Malfatti's problem has been used to refer both to the problem of constructing the Malfatti circles and to the problem of finding three area-maximizing circles within a triangle. A simple construction of the Malfatti circles was given by Jakob Steiner in 1826, and many mathematicians have since studied the problem. Malfatti himself supplied a formula for the radii of the three circles, and they may also be used to define two triangle centers, the Ajima–Malfatti points of a triangle.
The problem of maximizing the total area of three circles in a triangle is never solved by the Malfatti circles. Instead, the optimal solution can always be found by a greedy algorithm that finds the largest circle within the given triangle, the largest circle within the three connected subsets of the triangle outside of the first circle, and the largest circle within the five connected subsets of the triangle outside of the first two circles. Although it was first formulated in 1930, the correctness of this procedure was not proven until 1994.

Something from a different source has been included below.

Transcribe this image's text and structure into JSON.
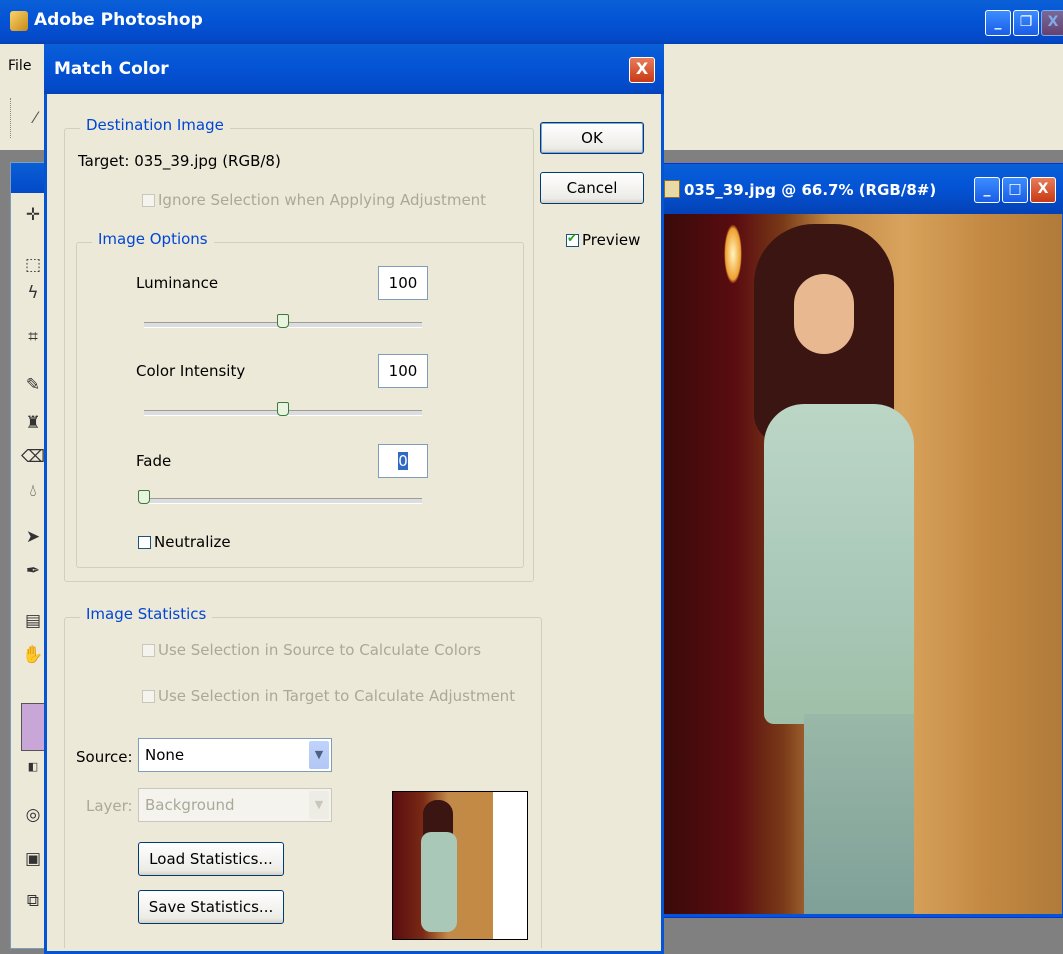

In 1803 Gian Francesco Malfatti posed the problem of cutting three cylindrical columns out of a triangular prism of marble, maximizing the total volume of the columns. He assumed, as did many others after him, that the solution to this problem was given by three tangent circles within the triangular cross-section of the wedge. That is, more abstractly, he conjectured that the three Malfatti circles have the maximum total area of any three disjoint circles within a given triangle.
Malfatti published in Italian and his work may not have been read by many in the original. It was popularised for a wider readership in French by Joseph Diaz Gergonne in the first volume of his Annales (1810/11), with further discussion in the second and tenth. However, this advertisement most likely acted as a filter, as Gergonne only stated the circle-tangency problem, not the area-maximizing one.